Basta grattare un po’ in superficie per scoprire che i dati positivi sul mercato del lavoro italiano sono solo di facciata. A partire dal tanto sbandierato tasso di occupazione. Migliora, «ma senza scaldarsi troppo perché si è ancora ben lontani dai livelli di altri Paesi» spiega Andrea De Panizza, dirigente di ricerca del Rapporto Annuale 2024 appena presentato dall’Istat, e che fa luce sulla realtà occupazionale italiana.
Maglia nera per tasso di occupazione
I numeri non mentono. Tra il 2019 e il 2023 l’occupazione italiana è cresciuta, ma del 2,3%, e soprattutto tra gli over 50. In Francia l’aumento è stato del 6,6, in Spagna del 3,8%. Solo la Germania va peggio, con l’1,5. Il tasso di occupazione rimane comunque inferiore alle principali economie UE, soprattutto guardando alle fasce di età centrali. Tra i 25 e i 54 anni lavora oltre l’80% della popolazione tedesca e francese. Alla Spagna va il terzo posto, mentre l’Italia è fanalino di coda con una percentuale di poco superiore al 70.
Le retribuzioni ferme al palo
Parlano da soli anche i dati sui salari.
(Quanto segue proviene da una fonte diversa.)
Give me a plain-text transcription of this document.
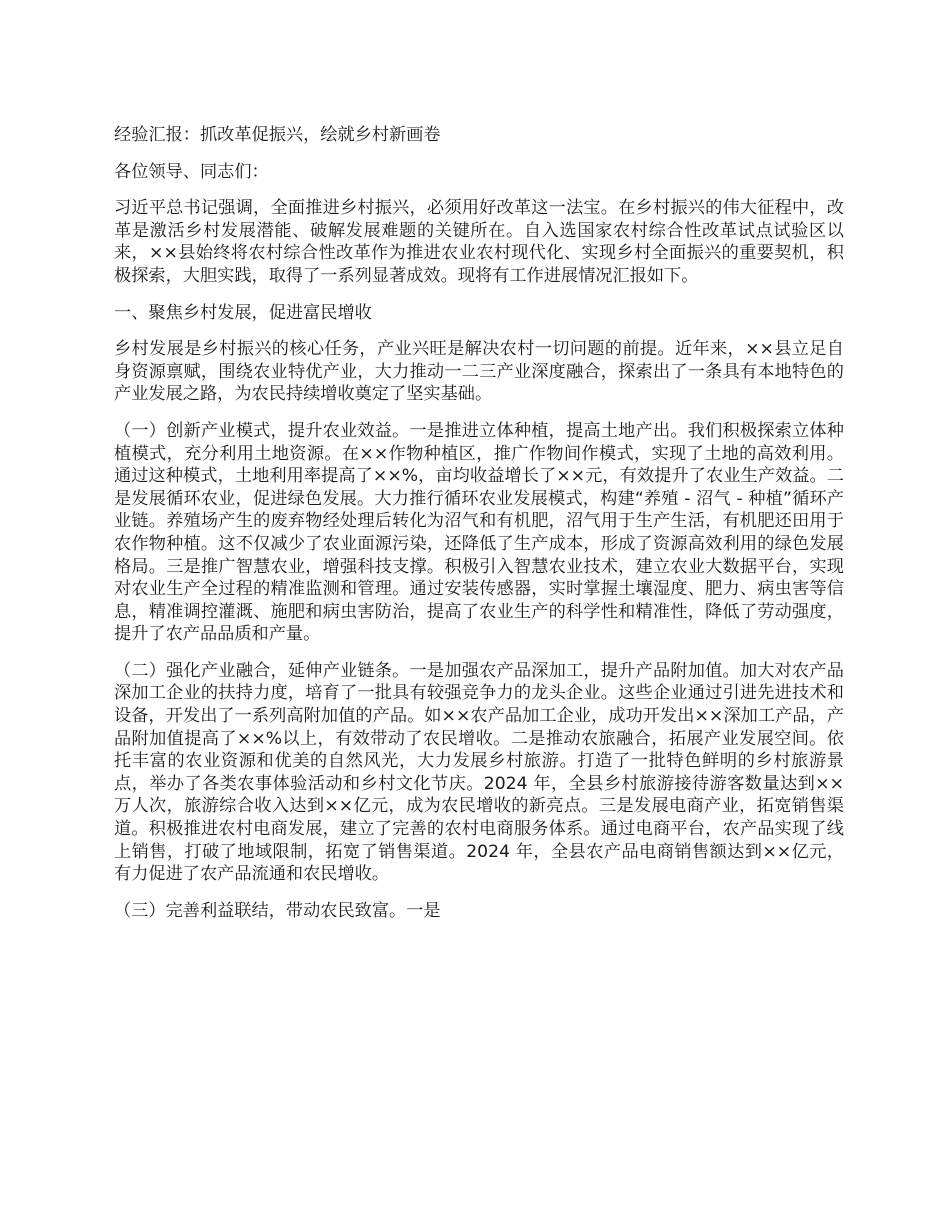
经验汇报：抓改革促振兴，绘就乡村新画卷

各位领导、同志们：

习近平总书记强调，全面推进乡村振兴，必须用好改革这一法宝。在乡村振兴的伟大征程中，改革是激活乡村发展潜能、破解发展难题的关键所在。自入选国家农村综合性改革试点试验区以来，××县始终将农村综合性改革作为推进农业农村现代化、实现乡村全面振兴的重要契机，积极探索，大胆实践，取得了一系列显著成效。现将有工作进展情况汇报如下。

一、聚焦乡村发展，促进富民增收

乡村发展是乡村振兴的核心任务，产业兴旺是解决农村一切问题的前提。近年来，××县立足自身资源禀赋，围绕农业特优产业，大力推动一二三产业深度融合，探索出了一条具有本地特色的产业发展之路，为农民持续增收奠定了坚实基础。

（一）创新产业模式，提升农业效益。一是推进立体种植，提高土地产出。我们积极探索立体种植模式，充分利用土地资源。在××作物种植区，推广作物间作模式，实现了土地的高效利用。通过这种模式，土地利用率提高了××%，亩均收益增长了××元，有效提升了农业生产效益。二是发展循环农业，促进绿色发展。大力推行循环农业发展模式，构建“养殖 - 沼气 - 种植”循环产业链。养殖场产生的废弃物经处理后转化为沼气和有机肥，沼气用于生产生活，有机肥还田用于农作物种植。这不仅减少了农业面源污染，还降低了生产成本，形成了资源高效利用的绿色发展格局。三是推广智慧农业，增强科技支撑。积极引入智慧农业技术，建立农业大数据平台，实现对农业生产全过程的精准监测和管理。通过安装传感器，实时掌握土壤湿度、肥力、病虫害等信息，精准调控灌溉、施肥和病虫害防治，提高了农业生产的科学性和精准性，降低了劳动强度，提升了农产品品质和产量。

（二）强化产业融合，延伸产业链条。一是加强农产品深加工，提升产品附加值。加大对农产品深加工企业的扶持力度，培育了一批具有较强竞争力的龙头企业。这些企业通过引进先进技术和设备，开发出了一系列高附加值的产品。如××农产品加工企业，成功开发出××深加工产品，产品附加值提高了××%以上，有效带动了农民增收。二是推动农旅融合，拓展产业发展空间。依托丰富的农业资源和优美的自然风光，大力发展乡村旅游。打造了一批特色鲜明的乡村旅游景点，举办了各类农事体验活动和乡村文化节庆。2024 年，全县乡村旅游接待游客数量达到××万人次，旅游综合收入达到××亿元，成为农民增收的新亮点。三是发展电商产业，拓宽销售渠道。积极推进农村电商发展，建立了完善的农村电商服务体系。通过电商平台，农产品实现了线上销售，打破了地域限制，拓宽了销售渠道。2024 年，全县农产品电商销售额达到××亿元，有力促进了农产品流通和农民增收。

（三）完善利益联结，带动农民致富。一是
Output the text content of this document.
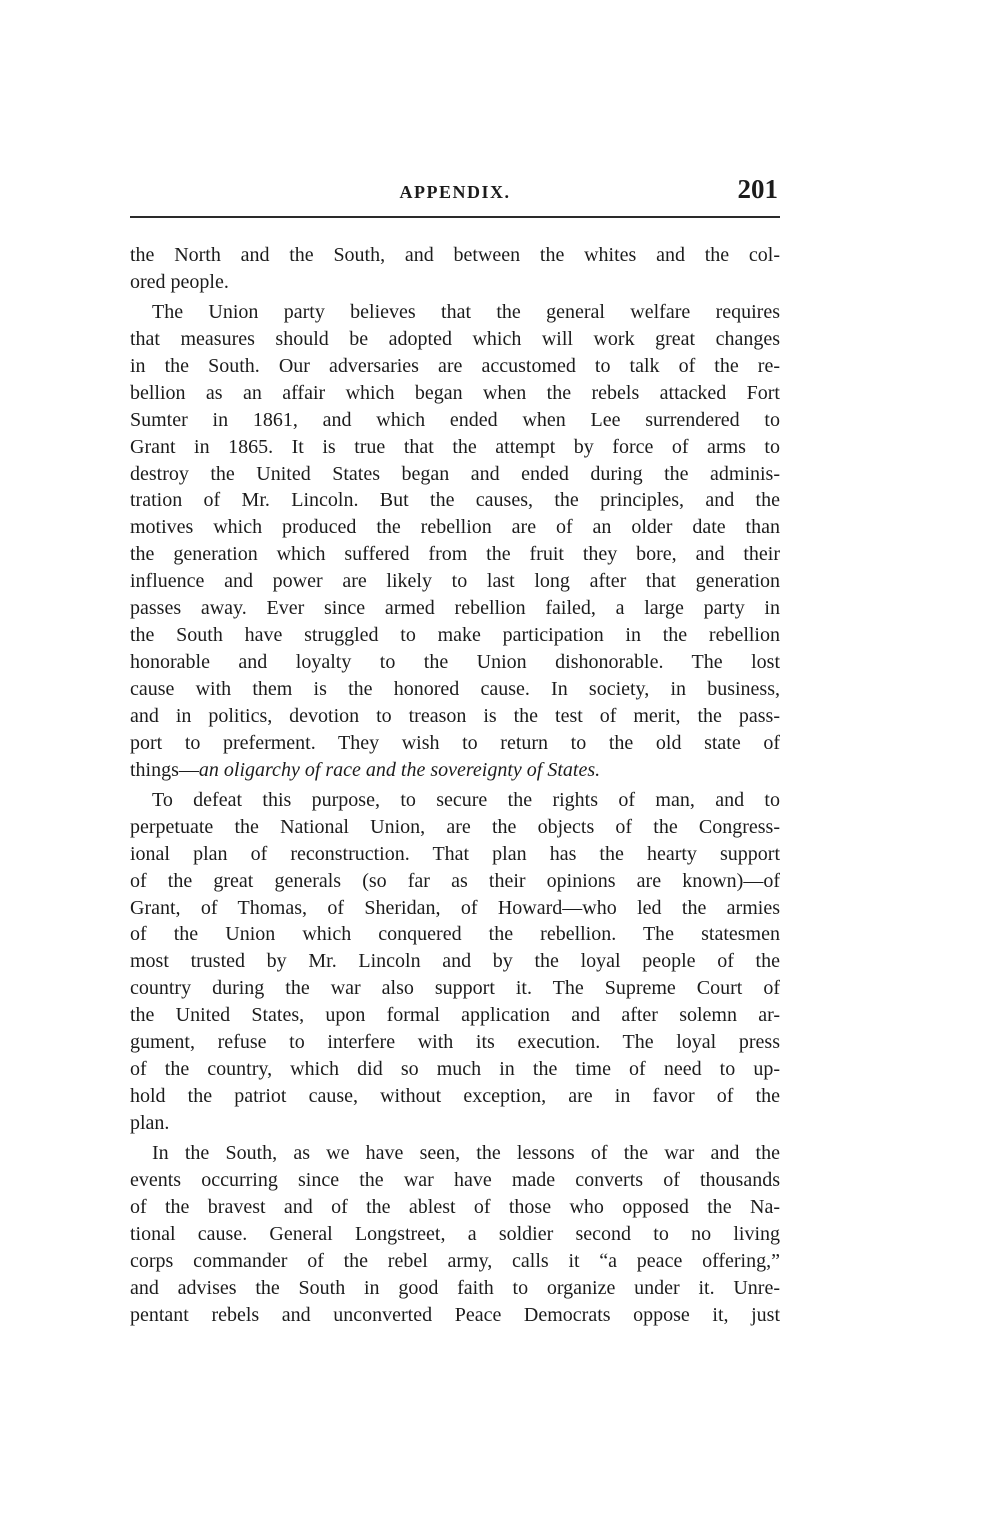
APPENDIX.	201
the North and the South, and between the whites and the col-
ored people.
The Union party believes that the general welfare requires
that measures should be adopted which will work great changes
in the South. Our adversaries are accustomed to talk of the re-
bellion as an affair which began when the rebels attacked Fort
Sumter in 1861, and which ended when Lee surrendered to
Grant in 1865. It is true that the attempt by force of arms to
destroy the United States began and ended during the adminis-
tration of Mr. Lincoln. But the causes, the principles, and the
motives which produced the rebellion are of an older date than
the generation which suffered from the fruit they bore, and their
influence and power are likely to last long after that generation
passes away. Ever since armed rebellion failed, a large party in
the South have struggled to make participation in the rebellion
honorable and loyalty to the Union dishonorable. The lost
cause with them is the honored cause. In society, in business,
and in politics, devotion to treason is the test of merit, the pass-
port to preferment. They wish to return to the old state of
things—an oligarchy of race and the sovereignty of States.
To defeat this purpose, to secure the rights of man, and to
perpetuate the National Union, are the objects of the Congress-
ional plan of reconstruction. That plan has the hearty support
of the great generals (so far as their opinions are known)—of
Grant, of Thomas, of Sheridan, of Howard—who led the armies
of the Union which conquered the rebellion. The statesmen
most trusted by Mr. Lincoln and by the loyal people of the
country during the war also support it. The Supreme Court of
the United States, upon formal application and after solemn ar-
gument, refuse to interfere with its execution. The loyal press
of the country, which did so much in the time of need to up-
hold the patriot cause, without exception, are in favor of the
plan.
In the South, as we have seen, the lessons of the war and the
events occurring since the war have made converts of thousands
of the bravest and of the ablest of those who opposed the Na-
tional cause. General Longstreet, a soldier second to no living
corps commander of the rebel army, calls it “a peace offering,”
and advises the South in good faith to organize under it. Unre-
pentant rebels and unconverted Peace Democrats oppose it, just
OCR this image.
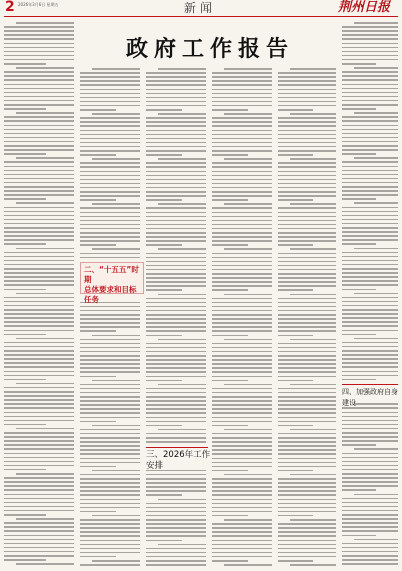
2 2026年3月6日 星期五	新闻	荆州日报
政府工作报告
二、“十五五”时期
总体要求和目标任务
三、2026年工作安排
四、加强政府自身建设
Tra il 2013 e il 2023 le retribuzioni sono aumentate complessivamente di circa il 16%, la metà della media UE27 che segna invece il +30,8%. In Germania la salita è stata del 35%. Nel solo 2023, la crescita degli stipendi italiani ha registrato appena il 2,5% in più, contro il 4,4 di Francia, il 5,3 della Spagna e il 6,1 della Germania. Da noi gli occupati troppo spesso sono «in condizioni di vulnerabilità economica» si legge nel rapporto. Colpa anche della «contenuta intensità lavorativa e della ridotta durata dei contratti, con tipologie meno tutelate e lavori atipici che coinvolgono quote ancora elevate di donne, giovani e stranieri».
Il part time involontario
Il part time in Italia non è quasi mai una scelta. Il 57,9% di chi lavora in questa modalità è costretto. Francia e Germania si collocano su valori nettamente inferiori: 25% nel primo caso, 6% nel secondo. Lavorare mezza giornata «non è necessariamente un male, ma dipende dalla volontà che c’è dietro» commenta De Panizza. Sono soprattutto le donne a essere inquadrate così. E non a caso il loro tasso di occupazione è fermo al 52%.
Il ritardo nella partecipazione
Anche il tasso di inattività, cioè chi non ha un impiego ma neppure lo cerca, è di gran lunga superiore alla media dell’UE27. La nostra percentuale è del 33%, contro il 25 del resto d’Europa. Nel confronto internazionale «il mercato del lavoro italiano presenta ancora un notevole ritardo in termini di partecipazione». E le donne sono sempre le più penalizzate, perché l’inattività è sbilanciata su di loro per circa 13 punti percentuali.